具体业务逻辑就不再多说了,主要看看对BODS的基本的设计情况:
以下是对每一块的介绍:
图一:
是一个Job的典型结构,SC_Initialise_Var和SC_Post_Process..是两个初始化脚本,一个是开始的初始化脚本,里面包括对一个job的local varable和global varable的定义,还有对job control table的update;Post_process的脚本是对结束时的时间戳update。中间的condition run df是执行过程的控制结构。
SC_Initialise_Var的内容如下:
--- 调用了一个function, 自动定义的:
Fn_Initialise_Job_Variables('Dim Load');
关于这个function的内容如下:
(主要做几件事: 1. 收集job起止时间,2. 记录Job sequence,3. 取得最近的process time, 4. insert last job process到stg表中,5. 检查job dependancy )
#################################################################
$LV_JobStartTime = sysdate(); --- 参数1,Job开始的时间, Local参数
print(' Job execution start time : '||to_char( $LV_JobStartTime , 'YYYYMMDD HH24:MI:SS'));
#注意以下sql的写法: sql(‘Data store name’,’query’)
$GV_runId = sql('SLAM_Target','select SEQ_ETL_RUNID.nextval from dual ');
--- 参数2,Job的sequence, Global参数
print ( ' JOB PARAMETERS AND THEIR PASSED VALUES ');
print ( ' The value of paramter $GV_runId : ' || $GV_runId );
if ( $GV_runId is null )
begin
print (job_name()|| 'expects parameters missing.
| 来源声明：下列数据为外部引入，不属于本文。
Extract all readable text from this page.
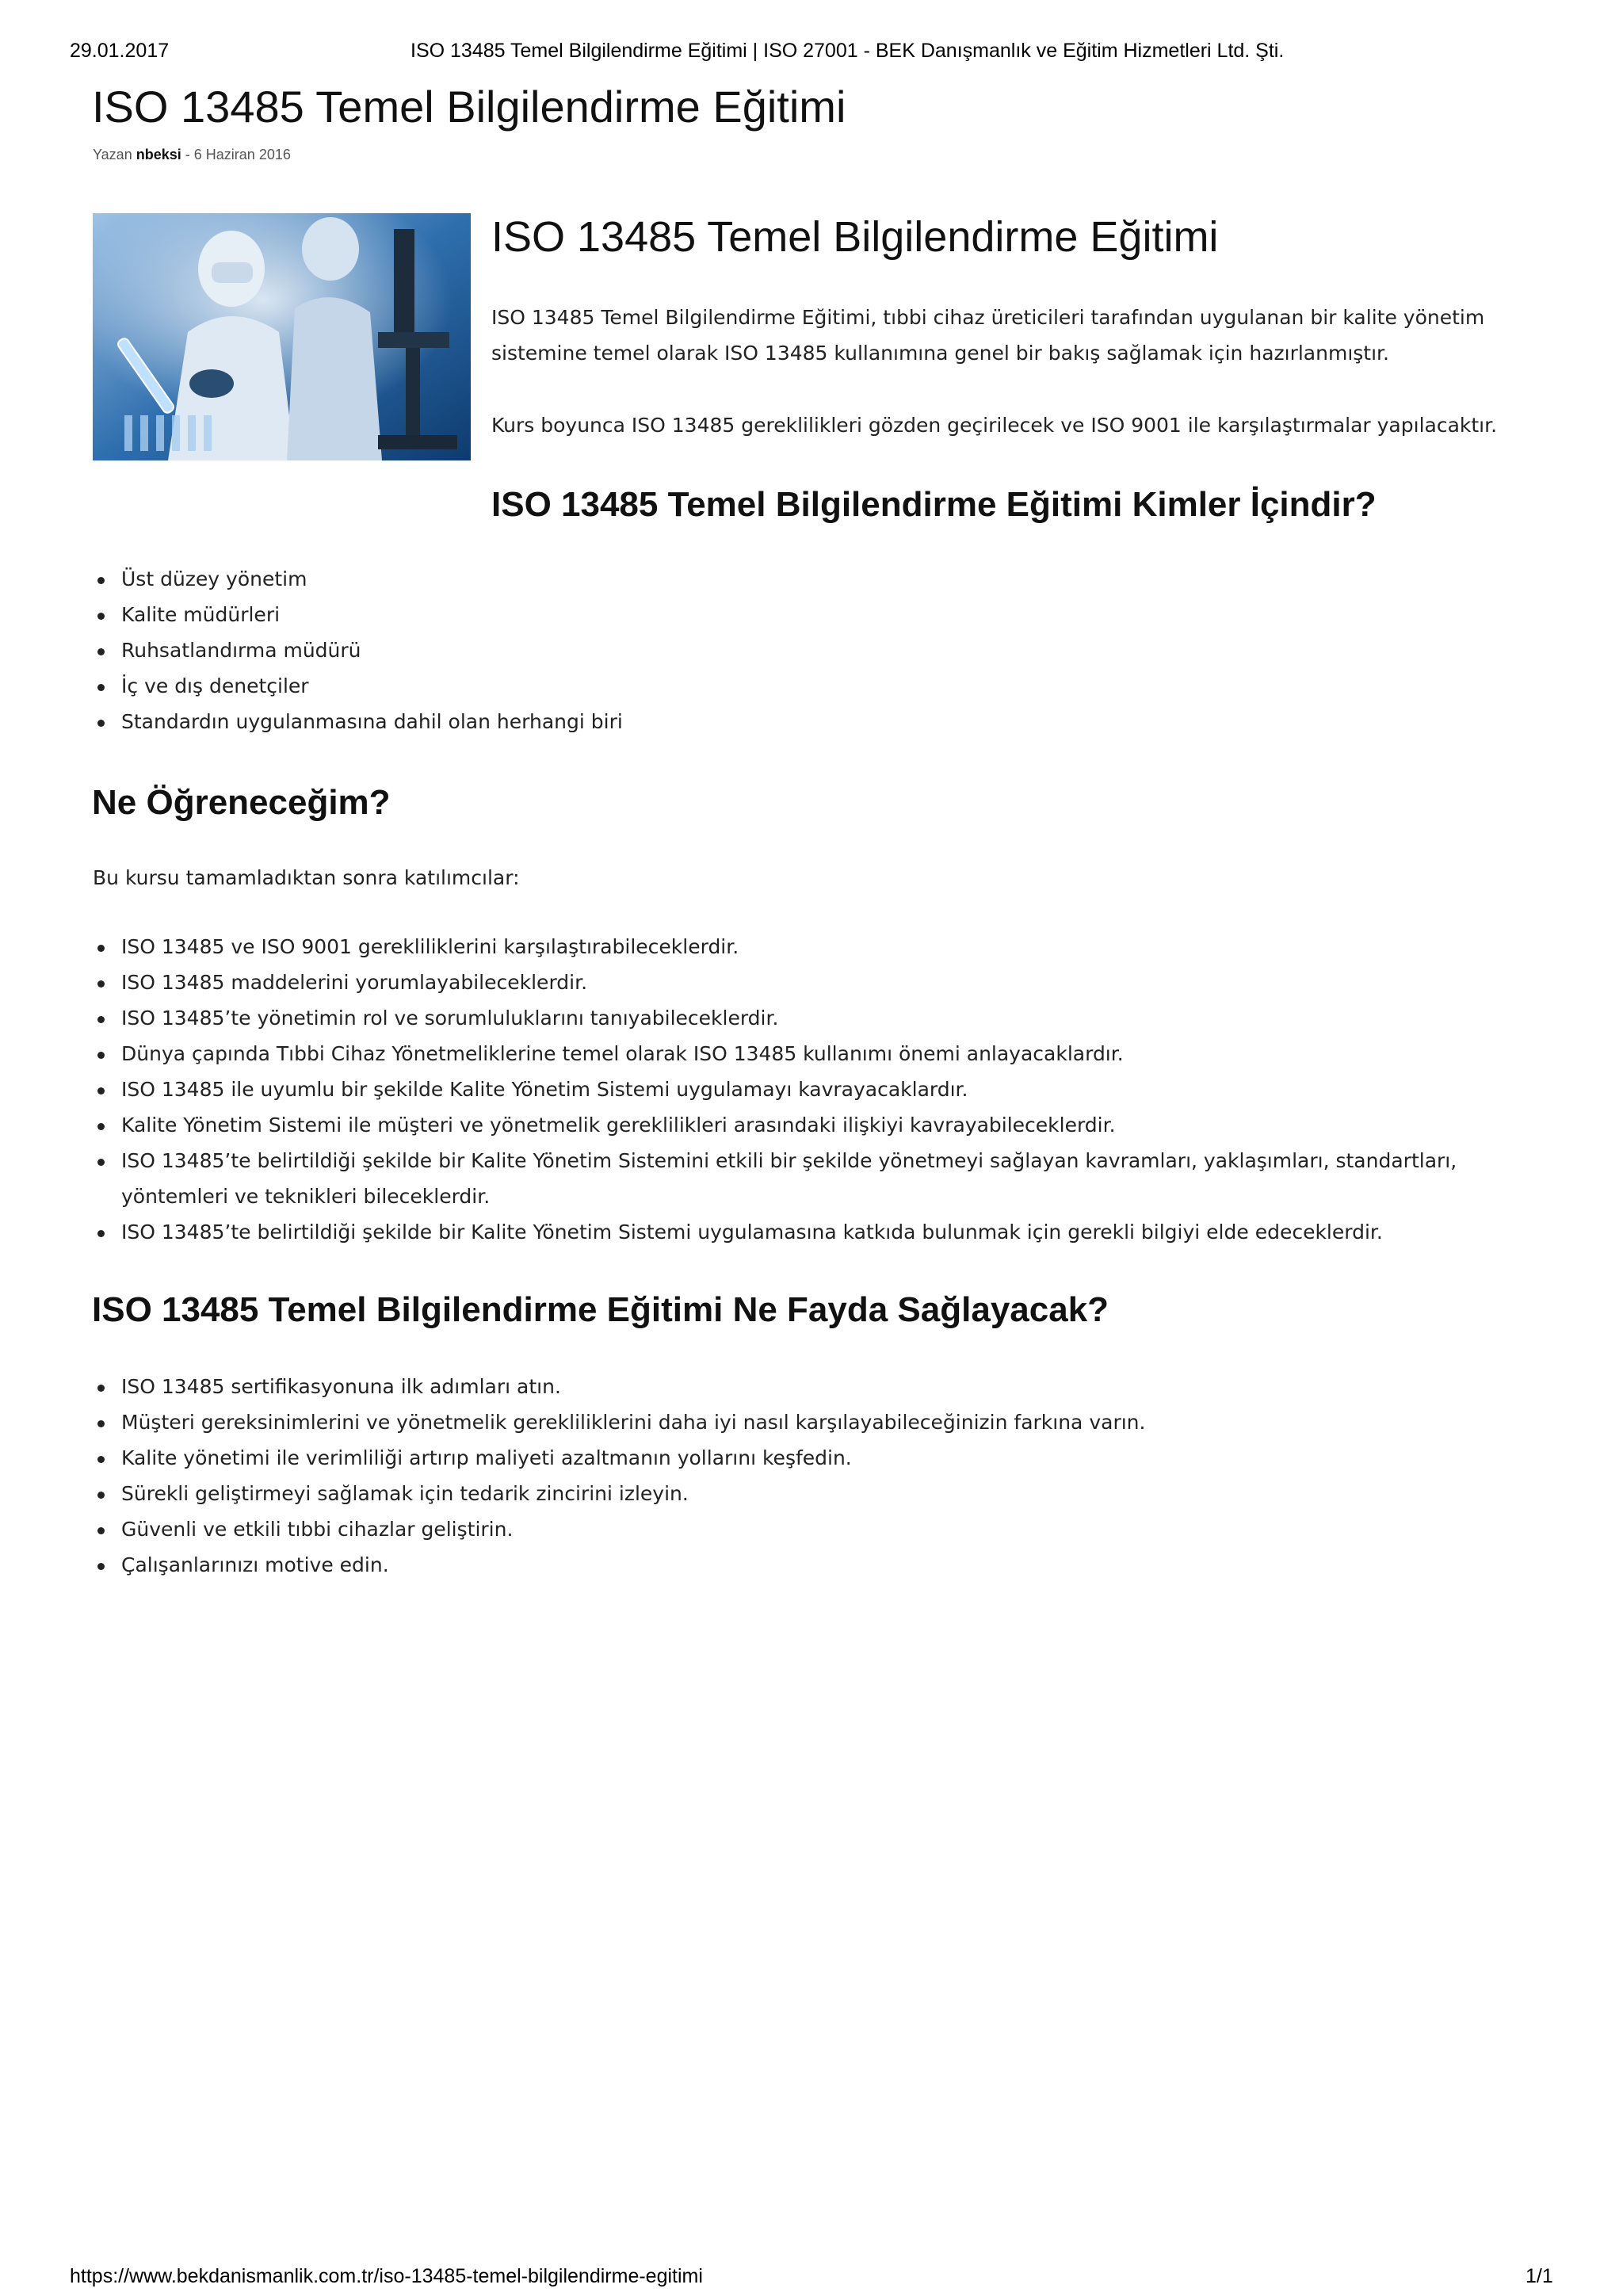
29.01.2017	ISO 13485 Temel Bilgilendirme Eğitimi | ISO 27001 - BEK Danışmanlık ve Eğitim Hizmetleri Ltd. Şti.
ISO 13485 Temel Bilgilendirme Eğitimi
Yazan nbeksi - 6 Haziran 2016
ISO 13485 Temel Bilgilendirme Eğitimi

ISO 13485 Temel Bilgilendirme Eğitimi, tıbbi cihaz üreticileri tarafından uygulanan bir kalite yönetim sistemine temel olarak ISO 13485 kullanımına genel bir bakış sağlamak için hazırlanmıştır.

Kurs boyunca ISO 13485 gereklilikleri gözden geçirilecek ve ISO 9001 ile karşılaştırmalar yapılacaktır.

ISO 13485 Temel Bilgilendirme Eğitimi Kimler İçindir?
Üst düzey yönetim
Kalite müdürleri
Ruhsatlandırma müdürü
İç ve dış denetçiler
Standardın uygulanmasına dahil olan herhangi biri
Ne Öğreneceğim?

Bu kursu tamamladıktan sonra katılımcılar:

ISO 13485 ve ISO 9001 gerekliliklerini karşılaştırabileceklerdir.
ISO 13485 maddelerini yorumlayabileceklerdir.
ISO 13485’te yönetimin rol ve sorumluluklarını tanıyabileceklerdir.
Dünya çapında Tıbbi Cihaz Yönetmeliklerine temel olarak ISO 13485 kullanımı önemi anlayacaklardır.
ISO 13485 ile uyumlu bir şekilde Kalite Yönetim Sistemi uygulamayı kavrayacaklardır.
Kalite Yönetim Sistemi ile müşteri ve yönetmelik gereklilikleri arasındaki ilişkiyi kavrayabileceklerdir.
ISO 13485’te belirtildiği şekilde bir Kalite Yönetim Sistemini etkili bir şekilde yönetmeyi sağlayan kavramları, yaklaşımları, standartları, yöntemleri ve teknikleri bileceklerdir.
ISO 13485’te belirtildiği şekilde bir Kalite Yönetim Sistemi uygulamasına katkıda bulunmak için gerekli bilgiyi elde edeceklerdir.
ISO 13485 Temel Bilgilendirme Eğitimi Ne Fayda Sağlayacak?
ISO 13485 sertifikasyonuna ilk adımları atın.
Müşteri gereksinimlerini ve yönetmelik gerekliliklerini daha iyi nasıl karşılayabileceğinizin farkına varın.
Kalite yönetimi ile verimliliği artırıp maliyeti azaltmanın yollarını keşfedin.
Sürekli geliştirmeyi sağlamak için tedarik zincirini izleyin.
Güvenli ve etkili tıbbi cihazlar geliştirin.
Çalışanlarınızı motive edin.
https://www.bekdanismanlik.com.tr/iso-13485-temel-bilgilendirme-egitimi	1/1
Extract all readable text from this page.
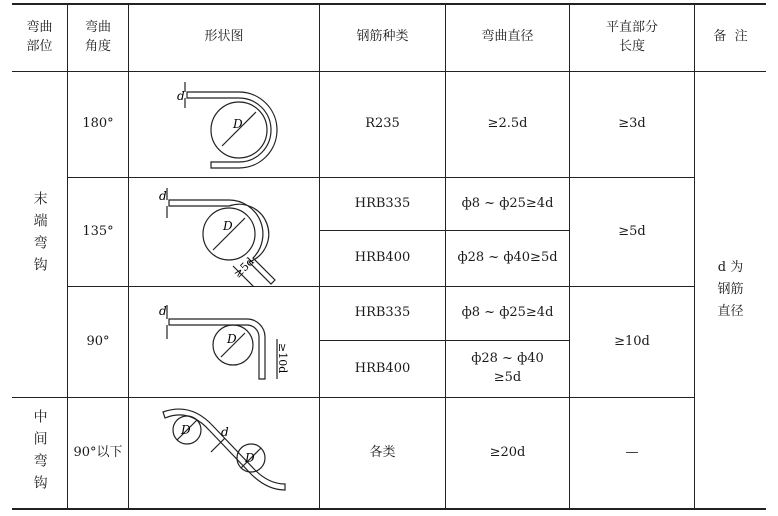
弯曲
部位
弯曲
角度
形状图	钢筋种类	弯曲直径
平直部分
长度
备  注
末端弯钩
中间弯钩
180°
135°
90°
90°以下
R235
HRB335
HRB400
HRB335
HRB400
各类
≥2.5d
ф8 ~ ф25≥4d
ф28 ~ ф40≥5d
ф8 ~ ф25≥4d
ф28 ~ ф40
≥5d
≥20d
≥3d
≥5d
≥10d
—
d 为
钢筋
直径
d
D
d
D
≥5d
d
D
≥10d
D
D
d
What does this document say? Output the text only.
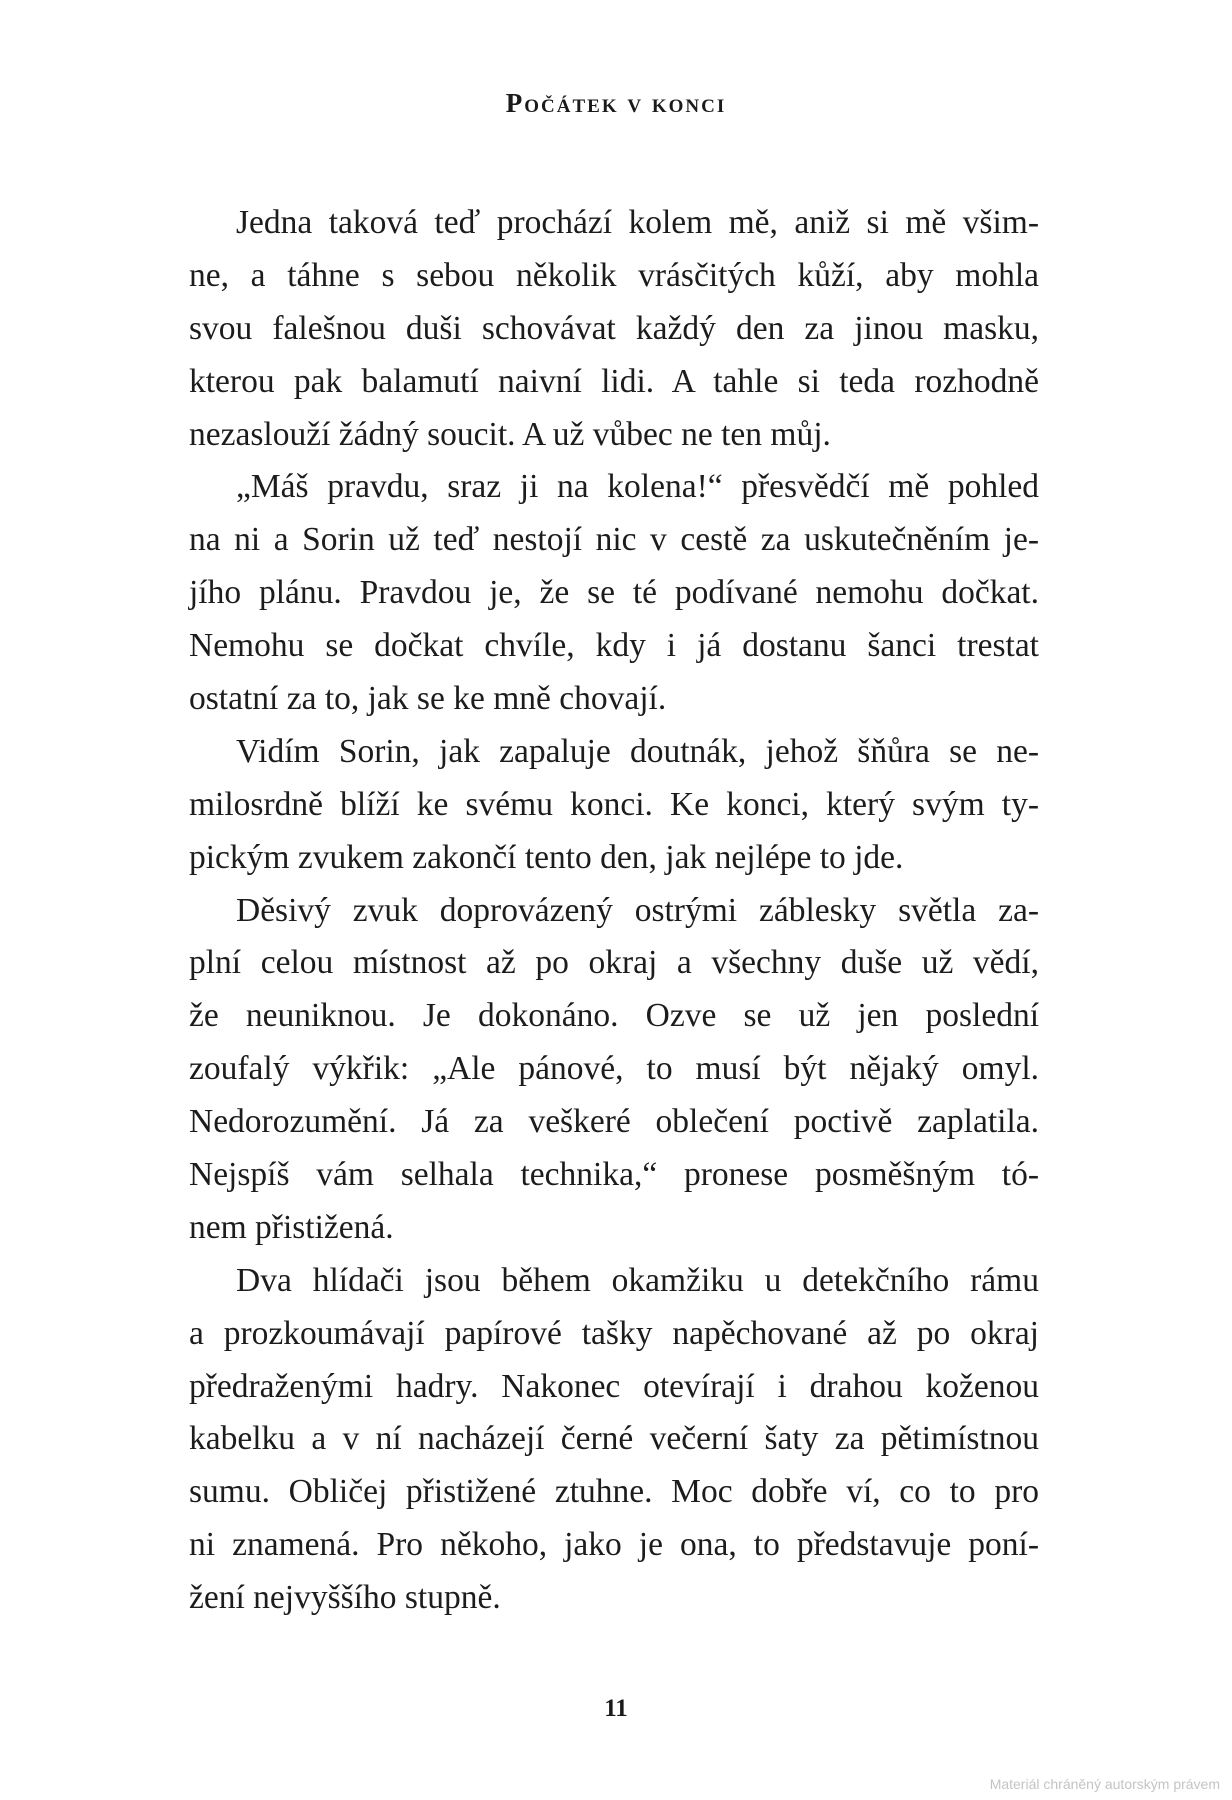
Počátek v konci
Jedna taková teď prochází kolem mě, aniž si mě všim-
ne, a táhne s sebou několik vrásčitých kůží, aby mohla
svou falešnou duši schovávat každý den za jinou masku,
kterou pak balamutí naivní lidi. A tahle si teda rozhodně
nezaslouží žádný soucit. A už vůbec ne ten můj.
„Máš pravdu, sraz ji na kolena!“ přesvědčí mě pohled
na ni a Sorin už teď nestojí nic v cestě za uskutečněním je-
jího plánu. Pravdou je, že se té podívané nemohu dočkat.
Nemohu se dočkat chvíle, kdy i já dostanu šanci trestat
ostatní za to, jak se ke mně chovají.
Vidím Sorin, jak zapaluje doutnák, jehož šňůra se ne-
milosrdně blíží ke svému konci. Ke konci, který svým ty-
pickým zvukem zakončí tento den, jak nejlépe to jde.
Děsivý zvuk doprovázený ostrými záblesky světla za-
plní celou místnost až po okraj a všechny duše už vědí,
že neuniknou. Je dokonáno. Ozve se už jen poslední
zoufalý výkřik: „Ale pánové, to musí být nějaký omyl.
Nedorozumění. Já za veškeré oblečení poctivě zaplatila.
Nejspíš vám selhala technika,“ pronese posměšným tó-
nem přistižená.
Dva hlídači jsou během okamžiku u detekčního rámu
a prozkoumávají papírové tašky napěchované až po okraj
předraženými hadry. Nakonec otevírají i drahou koženou
kabelku a v ní nacházejí černé večerní šaty za pětimístnou
sumu. Obličej přistižené ztuhne. Moc dobře ví, co to pro
ni znamená. Pro někoho, jako je ona, to představuje poní-
žení nejvyššího stupně.
11
Materiál chráněný autorským právem
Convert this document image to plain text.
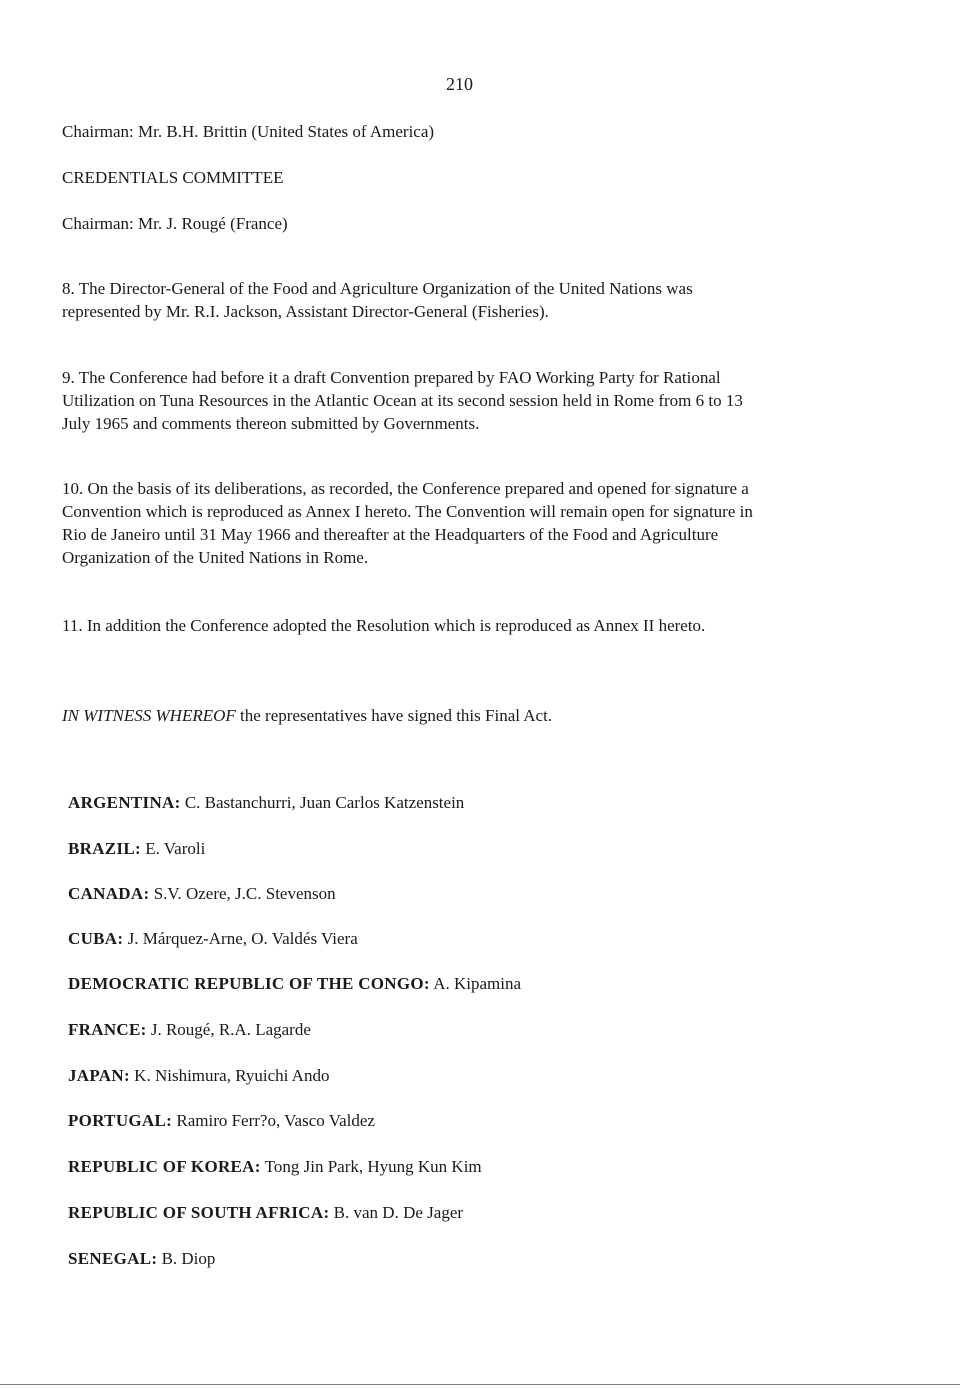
210
Chairman: Mr. B.H. Brittin (United States of America)
CREDENTIALS COMMITTEE
Chairman: Mr. J. Rougé (France)
8. The Director-General of the Food and Agriculture Organization of the United Nations was
represented by Mr. R.I. Jackson, Assistant Director-General (Fisheries).
9. The Conference had before it a draft Convention prepared by FAO Working Party for Rational
Utilization on Tuna Resources in the Atlantic Ocean at its second session held in Rome from 6 to 13
July 1965 and comments thereon submitted by Governments.
10. On the basis of its deliberations, as recorded, the Conference prepared and opened for signature a
Convention which is reproduced as Annex I hereto. The Convention will remain open for signature in
Rio de Janeiro until 31 May 1966 and thereafter at the Headquarters of the Food and Agriculture
Organization of the United Nations in Rome.
11. In addition the Conference adopted the Resolution which is reproduced as Annex II hereto.
IN WITNESS WHEREOF the representatives have signed this Final Act.
ARGENTINA: C. Bastanchurri, Juan Carlos Katzenstein
BRAZIL: E. Varoli
CANADA: S.V. Ozere, J.C. Stevenson
CUBA: J. Márquez-Arne, O. Valdés Viera
DEMOCRATIC REPUBLIC OF THE CONGO: A. Kipamina
FRANCE: J. Rougé, R.A. Lagarde
JAPAN: K. Nishimura, Ryuichi Ando
PORTUGAL: Ramiro Ferr?o, Vasco Valdez
REPUBLIC OF KOREA: Tong Jin Park, Hyung Kun Kim
REPUBLIC OF SOUTH AFRICA: B. van D. De Jager
SENEGAL: B. Diop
Please check the no. of parameters passed and their values');
print ( '----------------------------------------------------------------------------');
print ( ' JOB PARAMETERS AND THEIR PASSED VALUES ');
print ( ' The value of paramter $GV_runId : ' || $GV_runId );
raise_exception_ext('Please validate the parameters passed to job. Please check the log file for exact error', -1);
end
$LV_LastProcessedTime = sql('SLAM_Target','SELECT to_char(max(LAST_PROCESS_TIME),\'yyyymmdd hh24:mi:ss\') FROM STG_JOB_LAST_PROCESSED WHERE upper(JOB_NAME)= '|| '\'' || upper(job_name()) || '\' ');
-- 参数3,取得Last Processed Time,即最近的Job的结束时间
print ($LV_LastProcessedTime);
IF ($LV_LastProcessedTime IS NULL)
begin
#print ('null!!!!!!!');
# last processed timestamp is null, that means this job is never executed.
# initializing parameter and db records
$LV_LastProcessedTime = '19000101 00:00:00';
sql('SLAM_Target',
'INSERT INTO STG_JOB_LAST_PROCESSED (JOB_NAME, LAST_PROCESS_TIME, SOURCE_TABLE, SLA_GROUP_ID) '
||'values( '||'\'' || job_name() || '\', to_date(\'' || $LV_LastProcessedTime || '\', \'yyyymmdd hh24:mi:ss\'), null, null)');
-- 把最后一次JOB的Process time, source able,等信息放到Log 表中。
end
$GV_LastProcessedTimestame = to_date($LV_LastProcessedTime, 'yyyymmdd hh24:mi:ss');
print ($GV_LastProcessedTimestame );
#else
# begin
# if ( $P_In_JobType = 'Fact Load' or $P_In_JobType = 'Summary' )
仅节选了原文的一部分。